The city of Sandy Springs is getting some help in its longtime battle with the U.S. Postal Service over sales tax revenue being sent to Atlanta by mistake.
“I had a great visit today with (District 6 U.S.) Rep. Lucy McBath (D-Marietta),” Mayor Rusty Paul said of their Feb. 18 meeting. “She came to the office today. It turned into a wide-ranging list of items (discussed). The Postal Service has not recognized Sandy Springs (as a city). It’s one of the things that really aggravated our previous mayor (Eva Galambos).”
Paul spoke about their talk at the Sandy Springs City Council’s Feb. 18 meeting at City Springs.
Though Sandy Springs has been incorporated since 2005, the Postal Service has not recognized it as a city, meaning when residents order items online through websites such as Amazon.com, they often give Atlanta addresses, resulting in potentially over $1 million in lost sales tax revenue, possibly more.

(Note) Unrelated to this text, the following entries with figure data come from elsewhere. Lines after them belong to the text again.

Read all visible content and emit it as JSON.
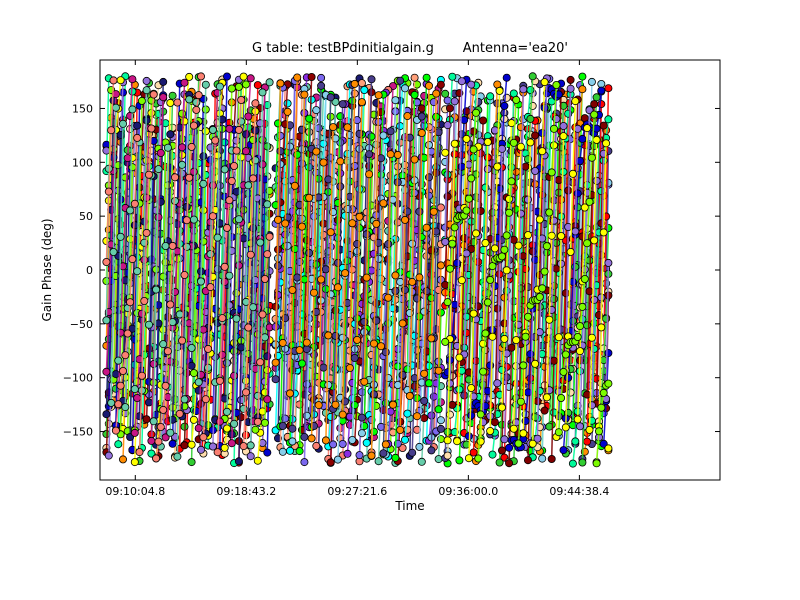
{
  "chart_data": {
    "type": "scatter",
    "title": "G table: testBPdinitialgain.g       Antenna='ea20'",
    "xlabel": "Time",
    "ylabel": "Gain Phase (deg)",
    "ylim": [
      -195,
      195
    ],
    "xlim_seconds_of_day": [
      32840,
      35735
    ],
    "x_ticks": [
      {
        "label": "09:10:04.8",
        "value": 33004.8
      },
      {
        "label": "09:18:43.2",
        "value": 33523.2
      },
      {
        "label": "09:27:21.6",
        "value": 34041.6
      },
      {
        "label": "09:36:00.0",
        "value": 34560.0
      },
      {
        "label": "09:44:38.4",
        "value": 35078.4
      }
    ],
    "y_ticks": [
      -150,
      -100,
      -50,
      0,
      50,
      100,
      150
    ],
    "grid": false,
    "legend": "none",
    "scan_blocks": [
      {
        "start": "09:07:50",
        "end": "09:20:32"
      },
      {
        "start": "09:21:00",
        "end": "09:33:52"
      },
      {
        "start": "09:34:12",
        "end": "09:46:54"
      }
    ],
    "series_colors": [
      "#ff8c00",
      "#00ffff",
      "#ffff00",
      "#ff0000",
      "#8a2be2",
      "#7cfc00",
      "#ffdead",
      "#8b0000",
      "#191970",
      "#00fa9a",
      "#7b68ee",
      "#c71585",
      "#32cd32",
      "#00ff00",
      "#66cdaa",
      "#800000",
      "#87ceeb",
      "#fa8072",
      "#0000cd",
      "#483d8b",
      "#ffa07a",
      "#9370db"
    ]
  }
}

City spokeswoman Sharon Kraun added Sandy Springs residents are overpaying for the sales tax since Atlanta's is 8.9% and Sandy Springs' is 7%.
Paul said it’s an issue Tom Price, who held the District 6 seat from 2005 through 2017, had worked on during his tenure. But that effort, he said, “kind of fell by the wayside” after Price was promoted by President Donald Trump to become U.S. secretary of health and human services and Karen Handel replaced him before she lost to McBath in the 2018 election.
The mayor also said he and McBath discussed the city’s issue with Verizon’s plans to install 34-foot antennas, or mini-cell towers, in the Derby Hills neighborhood and others without Sandy Springs being able to fight the move due to a new state law, Senate Bill 66, that strips the city of local control.
“I talked to her a little bit about our 5G (fifth-generation technology) problem,” Paul said of their meeting, which lasted about an hour. “She had a little bit of background on that, since a large part of the 5G problems we’re having are related to the (new) Federal Communications Commission (FCC) policy.”
The Neighbor's email to McBath's office seeking comment on her plans to aid Sandy Springs was not returned at its print deadline.
Known as FCC 18-133, the policy the feds enacted in September 2018 allows the antennas to be installed so telecom companies can upgrade their cellular networks to 5G technology.
SB 66 regarded the Streamlining Wireless Facilities and Antennas Act and was introduced in the 2019 Georgia legislative session as part of the state’s push to get more broadband Internet access in rural parts of the state.
It was approved by the Legislature in March, took effect Oct. 1 and means utility companies can install the antennas in Georgia without regulations from local municipalities. The antennas, which must be placed 500 feet apart to minimize service gaps, are allowed thanks to the FCC policy, which removes “regulatory barriers that would unlawfully inhibit the deployment of infrastructure necessary to support these new services,” the policy document stated.
Also at the meeting, Paul and some council members discussed possibly joining about two dozen other cities nationwide in a lawsuit against the FCC regarding its new policy. At the council’s Feb. 11 meeting, despite several residents speaking to the council urging the city to join the lawsuit, city leaders said they wouldn’t be joining the lawsuit.
But the council could vote to join the legal action at its meeting March 3. City Attorney Dan Lee said even if the cities suing the FCC win, it may not have an impact on the Georgia law regarding 5G.
“Whether we go and challenge that based on the state constitution is something we’ll have to address,” he said.